I had hoped the book might offer a window into how our culture got this way. After all, the New World Order wasn’t some edge case. Rather, as the book jacket puts it, “In the late 1990s, pro wrestling was the hottest thing in American pop culture, with companies making millions in action figures, video games, and simple black T-shirts emblazoned with three little letters: nWo.”
While Say Hello to the Bad Guys offers less insight than I might have wished into what made these villains so successful or why pro wrestling went mainstream during the Clinton era, Raimondi offers up a series of observations that struck me as terrifically relevant in making sense of today’s performative education discourse.
Early on, Raimondi notes, “In wrestling, promos are as important as the matches, arguably more so. A promo, which is short for promotion, is a talking segment (or interview) that builds to a match or the next beat in the story.” He observes: “If you’re a good promo artist and you can get people to believe in your persona, it almost doesn’t matter” if you’re lousy “in the ring.”

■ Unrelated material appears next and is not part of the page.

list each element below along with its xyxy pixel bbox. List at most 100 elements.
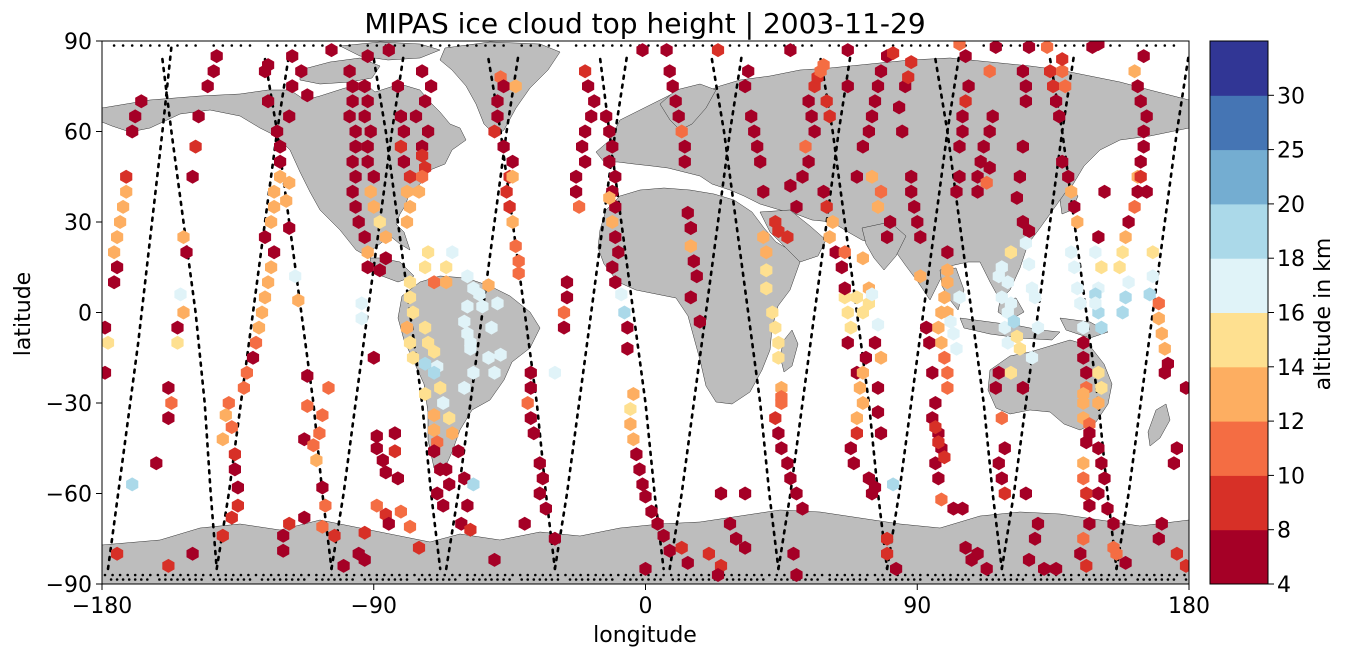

In the age of social media, podcasts, and ubiquitous smartphones, the platform for promos is boundless. Debates over DEI, gender, higher ed, or education choice have been driven by good promo artists—left and right—with robust personas. Statehouse debates over vouchers and education savings accounts are shaped (pro- and con-) by the messaging of school choice “celebrities” whose primary qualification is an energetic social media presence and a taste for vitriol. The DEI surge and attendant backlash were fueled by self-promoters (think Ibram X. Kendi or Robby Starbuck) who mastered a popular shtick. It almost doesn’t matter whether they know what they’re talking about (i.e. if they’re lousy “in the ring”). Relevance demands that advocates and policymakers devote significant time and energy to cutting their own promos. The problem is there is often an inverse relationship between promos and wisdom: Embracing the persona that makes for a good promo tends to work at cross-purposes with deliberation, nuance, or complex realities.
In pro wrestling, cheating plays a pivotal role. As Raimondi explains, “It gives the good guys an excuse when they lose—the bad guy had to do something underhanded to gain an advantage.” The shorthand for this dynamic is “keeping someone strong”—as in, “The bad guy only won by cheating, which means the good guy is still the ‘real’ champion.”
Hello! Welcome to the “my side always loses” cultural politics of 2025 . . . but only because the other side is breaking the rules and violating norms. Every setback is just another excuse to insist that the fix was in.